Dessert is often as simple as a nice dark chocolate tasting. Spend the four to eight bucks for a couple of Mr. Good bars and be done with it. Everyone will enjoy it especially if you pair it with a drink. If that is not your thing pots de creme are a simple custard that is served cold or room temperature and can be made the day before and stored in the fridge. One of my all time favorites is Alice Water’s Marsala Creme Pots. They will rock your socks off and you will have to kick you guests out because they will want to move in.
So there you have it. Just like your cutting all your ingredients before you put a pan on the heat you should do the same for your dinner party. Plan it well and then if something does go awry you won’t be so stressed that the freak-out button gets pushed but instead will be able to handle it like it was meant to happen that way. Just like when your guest ask you what’s for dinner and and you tell them Prosciutto Crusted Pork Tenderloin with a Red Wine Jus, Roasted Candy Carrots and Sauteed Haricot Verts. They will be impressed but you will know it is as simple as pigs in a blanket. —thirschfeld
- Serves 4
pork tenderloins, about 1 lb. each
thin prosciutto slices
12 to 14
fresh sage leaves
pork or chicken stock, home made is great or low sodium broth
kosher salt and fresh ground pepper
unsalted butter kneeded with a teaspoon of flour kept cool, this is called a beurre manie
- Place two large 12 by 12 inch pieces of plastic wrap on a counter top. Lay the prosciutto slices on the plastic wrap long ways next to each other so they overlap by a 1/4 inch. Place 3 to 4 sage leaves in a line on the prosciutto. Place a tenderloin onto the prosciutto so it is aligned with the edge closest to you. Repeat the process with the other tenderloin. Season both tenderloins with pepper. The prosciutto is salty so you may not need any salt.

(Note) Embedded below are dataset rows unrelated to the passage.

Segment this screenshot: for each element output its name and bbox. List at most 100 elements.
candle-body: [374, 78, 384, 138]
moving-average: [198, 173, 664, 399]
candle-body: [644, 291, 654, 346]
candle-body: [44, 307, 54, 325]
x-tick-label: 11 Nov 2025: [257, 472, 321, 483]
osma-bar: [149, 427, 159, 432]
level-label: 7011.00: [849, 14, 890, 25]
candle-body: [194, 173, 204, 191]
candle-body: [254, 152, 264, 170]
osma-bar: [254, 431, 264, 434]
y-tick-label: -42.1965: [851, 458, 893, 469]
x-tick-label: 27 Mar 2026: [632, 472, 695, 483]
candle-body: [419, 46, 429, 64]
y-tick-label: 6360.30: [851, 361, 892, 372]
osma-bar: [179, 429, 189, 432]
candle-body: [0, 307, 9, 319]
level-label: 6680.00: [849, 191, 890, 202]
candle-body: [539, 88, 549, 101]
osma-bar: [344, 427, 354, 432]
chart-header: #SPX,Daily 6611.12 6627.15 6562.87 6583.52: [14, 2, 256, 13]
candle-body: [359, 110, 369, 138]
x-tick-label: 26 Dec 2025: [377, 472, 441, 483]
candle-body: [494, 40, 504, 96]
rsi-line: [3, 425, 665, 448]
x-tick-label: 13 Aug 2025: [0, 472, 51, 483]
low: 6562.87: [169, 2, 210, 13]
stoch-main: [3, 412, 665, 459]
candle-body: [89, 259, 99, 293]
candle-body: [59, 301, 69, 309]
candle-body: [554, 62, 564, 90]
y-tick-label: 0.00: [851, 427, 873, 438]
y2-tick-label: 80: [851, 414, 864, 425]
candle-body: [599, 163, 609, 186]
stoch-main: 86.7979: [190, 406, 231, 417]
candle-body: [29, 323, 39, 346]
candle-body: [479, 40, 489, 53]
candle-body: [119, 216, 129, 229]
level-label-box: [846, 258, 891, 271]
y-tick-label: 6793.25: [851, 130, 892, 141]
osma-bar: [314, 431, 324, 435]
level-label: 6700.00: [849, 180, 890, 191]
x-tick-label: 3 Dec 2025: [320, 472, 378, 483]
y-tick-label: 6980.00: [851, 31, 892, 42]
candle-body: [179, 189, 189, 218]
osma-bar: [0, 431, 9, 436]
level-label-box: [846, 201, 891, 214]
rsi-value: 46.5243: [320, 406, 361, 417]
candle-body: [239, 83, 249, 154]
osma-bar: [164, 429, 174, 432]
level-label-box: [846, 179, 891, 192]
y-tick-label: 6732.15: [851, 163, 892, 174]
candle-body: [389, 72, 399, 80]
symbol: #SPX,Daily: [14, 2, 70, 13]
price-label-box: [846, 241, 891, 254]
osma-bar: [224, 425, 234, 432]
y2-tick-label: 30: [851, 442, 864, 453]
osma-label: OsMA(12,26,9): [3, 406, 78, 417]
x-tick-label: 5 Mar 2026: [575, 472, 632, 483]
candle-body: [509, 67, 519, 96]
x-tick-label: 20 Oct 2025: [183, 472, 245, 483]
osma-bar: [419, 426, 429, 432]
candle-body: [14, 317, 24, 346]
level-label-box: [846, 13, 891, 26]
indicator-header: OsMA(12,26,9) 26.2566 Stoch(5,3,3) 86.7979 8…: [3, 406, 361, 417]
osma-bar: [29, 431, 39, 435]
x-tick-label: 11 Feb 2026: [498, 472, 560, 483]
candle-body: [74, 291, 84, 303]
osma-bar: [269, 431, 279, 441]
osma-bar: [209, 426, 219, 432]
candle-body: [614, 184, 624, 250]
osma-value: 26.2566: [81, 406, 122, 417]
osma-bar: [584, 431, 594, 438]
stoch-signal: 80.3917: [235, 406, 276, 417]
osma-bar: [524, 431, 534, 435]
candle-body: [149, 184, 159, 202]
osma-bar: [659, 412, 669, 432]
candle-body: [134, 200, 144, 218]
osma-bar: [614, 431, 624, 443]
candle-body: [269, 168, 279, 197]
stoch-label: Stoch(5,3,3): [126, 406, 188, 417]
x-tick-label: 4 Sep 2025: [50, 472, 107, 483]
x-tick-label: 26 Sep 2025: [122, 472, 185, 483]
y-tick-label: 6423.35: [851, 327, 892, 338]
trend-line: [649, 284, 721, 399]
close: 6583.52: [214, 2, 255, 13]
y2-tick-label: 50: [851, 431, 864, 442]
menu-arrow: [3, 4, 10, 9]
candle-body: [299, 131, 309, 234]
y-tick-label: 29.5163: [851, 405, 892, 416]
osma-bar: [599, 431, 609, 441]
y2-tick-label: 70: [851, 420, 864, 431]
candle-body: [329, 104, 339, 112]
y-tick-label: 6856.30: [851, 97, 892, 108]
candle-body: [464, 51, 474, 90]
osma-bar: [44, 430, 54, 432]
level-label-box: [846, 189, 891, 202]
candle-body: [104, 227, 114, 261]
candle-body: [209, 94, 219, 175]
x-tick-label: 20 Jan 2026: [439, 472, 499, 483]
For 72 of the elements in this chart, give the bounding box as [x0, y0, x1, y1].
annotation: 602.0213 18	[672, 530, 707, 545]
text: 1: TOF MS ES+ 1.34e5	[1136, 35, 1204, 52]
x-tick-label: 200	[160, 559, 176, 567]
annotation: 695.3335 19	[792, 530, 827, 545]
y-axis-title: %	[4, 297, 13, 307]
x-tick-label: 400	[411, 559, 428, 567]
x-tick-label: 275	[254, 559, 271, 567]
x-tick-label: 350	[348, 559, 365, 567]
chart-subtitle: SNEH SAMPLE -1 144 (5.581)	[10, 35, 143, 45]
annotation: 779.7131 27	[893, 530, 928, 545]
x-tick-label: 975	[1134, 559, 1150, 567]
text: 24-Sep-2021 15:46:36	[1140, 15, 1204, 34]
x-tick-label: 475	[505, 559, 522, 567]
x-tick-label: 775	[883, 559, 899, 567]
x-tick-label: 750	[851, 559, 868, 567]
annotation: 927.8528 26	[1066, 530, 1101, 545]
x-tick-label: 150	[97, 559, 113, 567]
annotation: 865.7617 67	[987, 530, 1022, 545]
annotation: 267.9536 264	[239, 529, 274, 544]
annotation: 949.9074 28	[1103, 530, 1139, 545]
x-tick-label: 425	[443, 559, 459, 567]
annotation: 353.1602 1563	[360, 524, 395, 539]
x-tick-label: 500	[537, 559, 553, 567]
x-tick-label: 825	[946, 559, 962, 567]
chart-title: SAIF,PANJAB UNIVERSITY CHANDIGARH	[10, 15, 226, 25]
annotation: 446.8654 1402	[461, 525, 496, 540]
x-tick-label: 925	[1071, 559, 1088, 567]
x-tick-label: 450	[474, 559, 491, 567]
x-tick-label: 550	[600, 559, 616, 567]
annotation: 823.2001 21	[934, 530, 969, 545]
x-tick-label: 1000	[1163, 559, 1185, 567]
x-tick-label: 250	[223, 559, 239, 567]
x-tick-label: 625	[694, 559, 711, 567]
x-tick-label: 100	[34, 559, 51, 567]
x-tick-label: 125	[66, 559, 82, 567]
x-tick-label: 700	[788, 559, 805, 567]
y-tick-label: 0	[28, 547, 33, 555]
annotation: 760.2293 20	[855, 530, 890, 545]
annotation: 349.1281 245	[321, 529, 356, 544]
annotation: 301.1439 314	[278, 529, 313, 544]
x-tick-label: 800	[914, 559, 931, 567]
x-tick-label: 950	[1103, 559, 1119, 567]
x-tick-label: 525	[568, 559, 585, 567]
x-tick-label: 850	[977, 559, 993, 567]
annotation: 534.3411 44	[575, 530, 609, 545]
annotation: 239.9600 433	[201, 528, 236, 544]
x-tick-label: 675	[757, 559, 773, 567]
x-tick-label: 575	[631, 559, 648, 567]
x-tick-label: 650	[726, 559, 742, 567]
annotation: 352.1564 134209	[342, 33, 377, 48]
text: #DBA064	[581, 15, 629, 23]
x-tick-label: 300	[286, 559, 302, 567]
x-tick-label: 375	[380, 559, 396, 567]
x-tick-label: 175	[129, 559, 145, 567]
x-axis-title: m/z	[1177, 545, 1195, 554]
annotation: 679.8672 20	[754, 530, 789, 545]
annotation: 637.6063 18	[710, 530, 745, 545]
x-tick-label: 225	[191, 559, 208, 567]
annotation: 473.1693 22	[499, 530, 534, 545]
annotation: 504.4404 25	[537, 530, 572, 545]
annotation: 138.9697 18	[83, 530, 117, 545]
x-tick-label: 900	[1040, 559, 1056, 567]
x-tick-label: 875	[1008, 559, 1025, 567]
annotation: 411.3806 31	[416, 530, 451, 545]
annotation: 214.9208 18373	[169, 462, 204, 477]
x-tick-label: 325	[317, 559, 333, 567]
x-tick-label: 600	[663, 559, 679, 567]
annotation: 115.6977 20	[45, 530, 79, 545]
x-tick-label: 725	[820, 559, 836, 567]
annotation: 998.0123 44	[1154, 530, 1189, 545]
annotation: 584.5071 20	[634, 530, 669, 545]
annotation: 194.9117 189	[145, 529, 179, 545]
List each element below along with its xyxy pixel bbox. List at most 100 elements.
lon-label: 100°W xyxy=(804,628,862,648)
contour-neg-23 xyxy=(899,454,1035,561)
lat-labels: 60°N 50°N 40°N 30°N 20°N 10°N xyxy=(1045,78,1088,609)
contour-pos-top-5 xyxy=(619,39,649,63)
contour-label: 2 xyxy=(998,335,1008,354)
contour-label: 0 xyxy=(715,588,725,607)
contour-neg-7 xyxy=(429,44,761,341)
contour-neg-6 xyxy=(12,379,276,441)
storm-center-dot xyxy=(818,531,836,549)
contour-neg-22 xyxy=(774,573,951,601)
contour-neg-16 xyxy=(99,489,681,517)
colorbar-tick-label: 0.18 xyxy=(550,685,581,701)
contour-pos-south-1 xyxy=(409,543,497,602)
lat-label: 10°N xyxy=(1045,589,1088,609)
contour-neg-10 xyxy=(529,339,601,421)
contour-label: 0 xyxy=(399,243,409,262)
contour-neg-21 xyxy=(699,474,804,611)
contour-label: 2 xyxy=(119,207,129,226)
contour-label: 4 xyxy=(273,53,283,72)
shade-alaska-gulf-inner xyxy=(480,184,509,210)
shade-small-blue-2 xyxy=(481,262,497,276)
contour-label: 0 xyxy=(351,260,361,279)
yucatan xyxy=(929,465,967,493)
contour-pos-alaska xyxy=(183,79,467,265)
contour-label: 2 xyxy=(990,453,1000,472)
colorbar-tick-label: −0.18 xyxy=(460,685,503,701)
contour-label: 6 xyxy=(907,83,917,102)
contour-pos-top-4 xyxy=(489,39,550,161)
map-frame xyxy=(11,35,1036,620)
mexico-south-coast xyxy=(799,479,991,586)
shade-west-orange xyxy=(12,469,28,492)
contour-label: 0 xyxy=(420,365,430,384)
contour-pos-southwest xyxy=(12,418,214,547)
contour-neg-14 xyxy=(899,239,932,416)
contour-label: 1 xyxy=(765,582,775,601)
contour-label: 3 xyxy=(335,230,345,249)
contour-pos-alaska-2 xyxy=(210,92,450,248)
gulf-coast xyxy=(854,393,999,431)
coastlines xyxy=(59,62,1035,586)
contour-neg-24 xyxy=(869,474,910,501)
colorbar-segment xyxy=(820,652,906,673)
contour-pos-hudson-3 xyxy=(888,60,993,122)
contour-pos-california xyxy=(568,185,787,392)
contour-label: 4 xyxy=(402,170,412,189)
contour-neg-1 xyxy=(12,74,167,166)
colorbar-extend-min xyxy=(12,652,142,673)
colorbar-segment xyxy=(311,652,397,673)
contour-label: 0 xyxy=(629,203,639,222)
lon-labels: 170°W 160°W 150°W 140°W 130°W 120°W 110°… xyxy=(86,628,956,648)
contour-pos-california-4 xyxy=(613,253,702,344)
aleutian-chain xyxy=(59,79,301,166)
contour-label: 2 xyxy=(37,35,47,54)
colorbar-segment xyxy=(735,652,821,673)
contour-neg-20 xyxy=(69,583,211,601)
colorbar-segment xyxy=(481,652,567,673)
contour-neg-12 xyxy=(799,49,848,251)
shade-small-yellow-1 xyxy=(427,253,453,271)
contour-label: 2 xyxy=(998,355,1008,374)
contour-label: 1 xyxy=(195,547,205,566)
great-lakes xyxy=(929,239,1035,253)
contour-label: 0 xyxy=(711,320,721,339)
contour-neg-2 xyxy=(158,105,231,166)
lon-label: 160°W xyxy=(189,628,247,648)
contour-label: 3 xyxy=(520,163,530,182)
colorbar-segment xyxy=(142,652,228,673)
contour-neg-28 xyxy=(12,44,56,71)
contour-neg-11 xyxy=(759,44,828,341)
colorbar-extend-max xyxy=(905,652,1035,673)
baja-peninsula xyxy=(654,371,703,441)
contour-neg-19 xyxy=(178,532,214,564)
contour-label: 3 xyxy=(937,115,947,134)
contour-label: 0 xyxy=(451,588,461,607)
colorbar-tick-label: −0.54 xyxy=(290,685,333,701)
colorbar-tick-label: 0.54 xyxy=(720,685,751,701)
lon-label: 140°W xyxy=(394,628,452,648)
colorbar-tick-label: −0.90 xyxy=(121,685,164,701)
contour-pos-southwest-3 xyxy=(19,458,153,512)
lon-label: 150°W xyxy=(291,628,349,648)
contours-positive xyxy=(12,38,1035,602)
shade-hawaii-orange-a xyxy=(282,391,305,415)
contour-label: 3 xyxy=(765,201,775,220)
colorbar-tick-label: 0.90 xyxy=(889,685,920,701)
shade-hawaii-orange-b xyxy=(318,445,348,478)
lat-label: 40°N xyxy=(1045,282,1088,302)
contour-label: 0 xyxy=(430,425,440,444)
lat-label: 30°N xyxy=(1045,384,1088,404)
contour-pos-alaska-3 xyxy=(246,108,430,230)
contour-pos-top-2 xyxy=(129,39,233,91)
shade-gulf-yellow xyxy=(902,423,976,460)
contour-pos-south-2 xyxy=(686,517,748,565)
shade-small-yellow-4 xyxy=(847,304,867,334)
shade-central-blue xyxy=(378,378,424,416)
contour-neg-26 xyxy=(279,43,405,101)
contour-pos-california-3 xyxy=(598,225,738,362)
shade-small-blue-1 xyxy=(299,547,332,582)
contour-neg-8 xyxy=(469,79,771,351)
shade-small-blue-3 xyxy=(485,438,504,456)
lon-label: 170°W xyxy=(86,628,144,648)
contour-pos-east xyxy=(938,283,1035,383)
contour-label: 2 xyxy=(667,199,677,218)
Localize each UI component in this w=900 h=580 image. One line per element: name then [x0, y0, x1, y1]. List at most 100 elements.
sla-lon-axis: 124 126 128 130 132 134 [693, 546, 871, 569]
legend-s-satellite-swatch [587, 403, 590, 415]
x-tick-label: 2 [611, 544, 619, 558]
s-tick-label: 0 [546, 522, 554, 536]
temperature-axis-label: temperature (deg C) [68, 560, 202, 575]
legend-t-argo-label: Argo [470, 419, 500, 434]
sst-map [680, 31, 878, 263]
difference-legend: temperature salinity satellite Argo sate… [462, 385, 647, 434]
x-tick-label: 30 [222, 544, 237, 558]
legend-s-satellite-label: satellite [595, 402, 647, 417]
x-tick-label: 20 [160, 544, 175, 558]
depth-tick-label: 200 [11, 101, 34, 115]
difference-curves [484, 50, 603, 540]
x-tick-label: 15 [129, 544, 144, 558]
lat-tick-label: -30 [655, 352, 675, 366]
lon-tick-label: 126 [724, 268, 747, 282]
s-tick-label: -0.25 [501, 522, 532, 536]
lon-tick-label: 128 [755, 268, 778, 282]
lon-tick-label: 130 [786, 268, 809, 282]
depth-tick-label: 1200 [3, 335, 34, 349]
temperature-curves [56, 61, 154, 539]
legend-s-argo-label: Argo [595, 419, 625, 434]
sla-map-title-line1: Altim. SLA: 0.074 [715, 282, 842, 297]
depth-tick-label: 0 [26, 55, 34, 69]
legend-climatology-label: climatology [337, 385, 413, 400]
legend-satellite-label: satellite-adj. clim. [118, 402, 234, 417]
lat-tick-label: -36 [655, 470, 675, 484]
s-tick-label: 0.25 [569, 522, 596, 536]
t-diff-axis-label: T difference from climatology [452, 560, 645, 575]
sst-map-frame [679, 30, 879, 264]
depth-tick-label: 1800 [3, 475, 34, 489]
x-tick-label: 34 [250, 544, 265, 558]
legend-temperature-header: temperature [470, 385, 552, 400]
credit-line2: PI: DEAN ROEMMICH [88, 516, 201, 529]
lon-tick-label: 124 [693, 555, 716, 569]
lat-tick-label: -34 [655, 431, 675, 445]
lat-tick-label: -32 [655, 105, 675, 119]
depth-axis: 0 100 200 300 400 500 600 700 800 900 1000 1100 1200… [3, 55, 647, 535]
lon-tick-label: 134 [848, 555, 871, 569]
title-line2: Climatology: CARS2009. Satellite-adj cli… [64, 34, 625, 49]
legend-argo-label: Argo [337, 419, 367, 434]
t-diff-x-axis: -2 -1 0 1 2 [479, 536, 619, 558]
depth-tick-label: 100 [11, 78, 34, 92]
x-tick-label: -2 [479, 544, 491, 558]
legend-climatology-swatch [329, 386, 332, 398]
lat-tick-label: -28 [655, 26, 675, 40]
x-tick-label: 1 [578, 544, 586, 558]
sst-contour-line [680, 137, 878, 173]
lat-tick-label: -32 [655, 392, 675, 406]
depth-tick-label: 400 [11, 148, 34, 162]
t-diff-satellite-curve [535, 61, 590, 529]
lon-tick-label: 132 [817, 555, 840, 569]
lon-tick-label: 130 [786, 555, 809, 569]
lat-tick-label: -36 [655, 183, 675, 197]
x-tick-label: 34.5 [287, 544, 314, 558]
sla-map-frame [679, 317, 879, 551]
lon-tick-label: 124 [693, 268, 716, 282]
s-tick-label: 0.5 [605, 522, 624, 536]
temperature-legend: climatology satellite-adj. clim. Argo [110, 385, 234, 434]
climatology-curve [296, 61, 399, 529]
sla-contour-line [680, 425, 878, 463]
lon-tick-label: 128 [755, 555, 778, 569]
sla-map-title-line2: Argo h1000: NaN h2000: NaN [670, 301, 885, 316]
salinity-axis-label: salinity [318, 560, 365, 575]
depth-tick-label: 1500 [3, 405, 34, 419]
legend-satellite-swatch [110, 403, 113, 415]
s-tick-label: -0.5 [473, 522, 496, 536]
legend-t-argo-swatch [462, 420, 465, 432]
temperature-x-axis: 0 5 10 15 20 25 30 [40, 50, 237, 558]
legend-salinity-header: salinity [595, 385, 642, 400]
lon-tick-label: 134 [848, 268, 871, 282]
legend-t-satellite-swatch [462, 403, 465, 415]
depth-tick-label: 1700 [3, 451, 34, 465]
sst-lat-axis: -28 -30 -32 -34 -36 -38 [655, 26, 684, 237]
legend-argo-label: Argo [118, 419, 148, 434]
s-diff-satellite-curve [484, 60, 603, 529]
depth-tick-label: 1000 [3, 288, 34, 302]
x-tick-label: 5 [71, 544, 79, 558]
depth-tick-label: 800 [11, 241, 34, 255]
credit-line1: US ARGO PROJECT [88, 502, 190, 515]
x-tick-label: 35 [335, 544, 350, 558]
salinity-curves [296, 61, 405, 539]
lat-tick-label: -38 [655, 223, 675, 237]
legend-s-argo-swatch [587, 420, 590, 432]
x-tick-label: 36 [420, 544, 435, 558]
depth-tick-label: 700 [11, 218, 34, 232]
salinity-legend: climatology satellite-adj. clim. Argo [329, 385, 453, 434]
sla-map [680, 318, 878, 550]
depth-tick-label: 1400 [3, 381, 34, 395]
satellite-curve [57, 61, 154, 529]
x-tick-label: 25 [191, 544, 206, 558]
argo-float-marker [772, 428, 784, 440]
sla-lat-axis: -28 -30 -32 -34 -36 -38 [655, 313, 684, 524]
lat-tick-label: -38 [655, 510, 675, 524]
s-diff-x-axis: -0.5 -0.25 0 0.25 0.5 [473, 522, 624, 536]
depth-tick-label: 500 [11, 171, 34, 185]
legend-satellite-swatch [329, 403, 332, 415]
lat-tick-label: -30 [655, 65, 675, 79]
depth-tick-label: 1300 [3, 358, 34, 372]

- Using the plastic wrap as your handle roll the tenderloin so it wraps in the prosciutto being careful not to wrap the plastic wrap into it. Once it is wrapped then wrap it snugly in the plastic wrap and put it in the fridge for 15 minute. The rest helps the prosciutto bond with the loin so it holds together better when you go to saute it.
- After the rest gently remove the pork from the plastic wrap. Heat a large saute pan, non-stick is not a bad choice here, over medium high heat and add enough oil to coat the pan. Toss a couple of sage leaves into the hot oil. Then sear the pork until the prosciutto is browned on all sides. this will leave the interior raw and in need of roasting. Remove them from the pan to a casserole or sheet tray. Toss the remainder of the sage leaves around the pork. Wash and clean the saute pan.
- Cook your sides, make your sauce, go to a movie or what ever but when you are ready to finish the pork preheat the oven to 400 degrees.
- To make the red wine jus heat the saute pan over high heat. Add the red wine and let it reduce to a tablespoon or two. Add the stock and let it boil and reduce to half a cup. Taste it and season it as needed. Take the jus off the heat and whisk in the beurre manie put the jus back on the heat and bring the sauce to a soft boil while whisking and let it thicken. Remove it from the heat but keep the sauce warm.
- If you had the tenders in the fridge pull them out about 40 minutes before you need to start baking them. Bake them for 20 minutes. Remove them from the oven and let them rest for a few minutes. While they are resting warm your plates in the oven. Not to hot. Reheat the jus and spoon some onto the warmed plates. Slice the tenders into 1/4 inch slices and fan them out on top of the jus. Serve immediately.